Thompson’s environment beat, which she helped carve out for herself at the network, has taken her around the world in search of good stories — even to Greenland, where she joined Today for reports on behalf of NBC-Universal’s first “Green Week” initiative.
“Getting a network job really is a lot of hard work; you have to put in the preparation,” she says. “But as the saying goes, preparation plus opportunity equals luck, and that’s exactly what happened to me. It happened at a point in my career where I was way too old, had way too much experience and, dear Lord, I was never going to win a Miss America pageant. Everything just sort of fell into place.”

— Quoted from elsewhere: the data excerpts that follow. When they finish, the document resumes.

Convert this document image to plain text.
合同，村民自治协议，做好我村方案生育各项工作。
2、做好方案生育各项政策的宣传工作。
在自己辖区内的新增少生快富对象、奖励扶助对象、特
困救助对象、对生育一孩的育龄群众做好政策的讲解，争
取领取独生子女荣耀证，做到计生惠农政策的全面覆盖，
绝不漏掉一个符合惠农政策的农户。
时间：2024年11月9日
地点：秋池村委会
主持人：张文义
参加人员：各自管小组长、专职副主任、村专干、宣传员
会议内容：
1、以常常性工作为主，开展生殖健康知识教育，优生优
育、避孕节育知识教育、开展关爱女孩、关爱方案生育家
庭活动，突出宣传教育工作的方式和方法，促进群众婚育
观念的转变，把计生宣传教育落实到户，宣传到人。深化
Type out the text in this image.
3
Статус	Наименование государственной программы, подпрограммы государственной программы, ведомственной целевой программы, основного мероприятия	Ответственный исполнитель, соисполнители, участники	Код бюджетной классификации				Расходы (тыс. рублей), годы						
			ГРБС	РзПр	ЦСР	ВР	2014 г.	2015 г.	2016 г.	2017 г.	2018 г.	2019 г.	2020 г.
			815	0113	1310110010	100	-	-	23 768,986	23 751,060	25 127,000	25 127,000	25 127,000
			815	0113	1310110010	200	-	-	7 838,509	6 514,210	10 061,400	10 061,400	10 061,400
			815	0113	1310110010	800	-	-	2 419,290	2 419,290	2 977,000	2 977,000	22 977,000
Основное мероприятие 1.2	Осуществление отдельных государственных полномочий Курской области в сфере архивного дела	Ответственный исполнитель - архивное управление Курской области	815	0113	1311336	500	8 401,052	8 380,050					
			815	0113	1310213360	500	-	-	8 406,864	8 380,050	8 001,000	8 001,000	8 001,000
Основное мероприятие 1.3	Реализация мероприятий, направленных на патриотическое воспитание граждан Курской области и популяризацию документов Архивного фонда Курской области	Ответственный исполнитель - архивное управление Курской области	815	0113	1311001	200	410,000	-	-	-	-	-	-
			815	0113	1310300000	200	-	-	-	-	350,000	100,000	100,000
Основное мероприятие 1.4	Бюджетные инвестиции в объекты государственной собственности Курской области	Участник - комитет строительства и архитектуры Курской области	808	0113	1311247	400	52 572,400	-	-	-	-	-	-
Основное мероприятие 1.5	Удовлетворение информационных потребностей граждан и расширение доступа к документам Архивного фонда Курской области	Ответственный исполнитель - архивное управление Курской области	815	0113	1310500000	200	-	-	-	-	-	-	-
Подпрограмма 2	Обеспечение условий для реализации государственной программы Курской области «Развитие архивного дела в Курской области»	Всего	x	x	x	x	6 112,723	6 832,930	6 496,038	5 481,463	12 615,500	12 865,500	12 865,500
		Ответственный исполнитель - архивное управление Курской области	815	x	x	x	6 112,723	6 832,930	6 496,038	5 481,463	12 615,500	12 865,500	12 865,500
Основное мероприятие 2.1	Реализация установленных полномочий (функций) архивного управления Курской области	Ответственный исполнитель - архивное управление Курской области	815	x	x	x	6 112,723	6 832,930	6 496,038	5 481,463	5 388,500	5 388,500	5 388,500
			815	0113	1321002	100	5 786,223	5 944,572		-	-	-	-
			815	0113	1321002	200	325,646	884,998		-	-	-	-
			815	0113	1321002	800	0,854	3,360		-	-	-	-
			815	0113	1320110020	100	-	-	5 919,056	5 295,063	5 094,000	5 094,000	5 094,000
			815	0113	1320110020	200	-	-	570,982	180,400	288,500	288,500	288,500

As it did for Hansen and “Predator,” now in its 12th episode for Dateline NBC. The series was inspired by a conversation Hansen had with WDIV investigative reporter Kevin Deitz, his lifelong friend and the man who essentially assumed his job at Channel 4. “We were chatting one day and he said, ‘Have you ever heard of this online watchdog group called Perverted Justice?’” Hansen recalls. “He explained what they did, and I got to thinking, if we could use their decoys in chat rooms and combine that with our ability to do hidden-camera investigations, it could be pretty compelling.”
So compelling that Hansen recently received one of the most glowing TV tributes any modern-day broadcast journalist can earn: He was turned into an animated caricature on South Park. “I have two teenage boys who are not that impressed by the fact that their father’s on TV, but when South Park did an episode where I was a cartoon character, I had made it in their eyes,” he says. “I had my ticket punched.”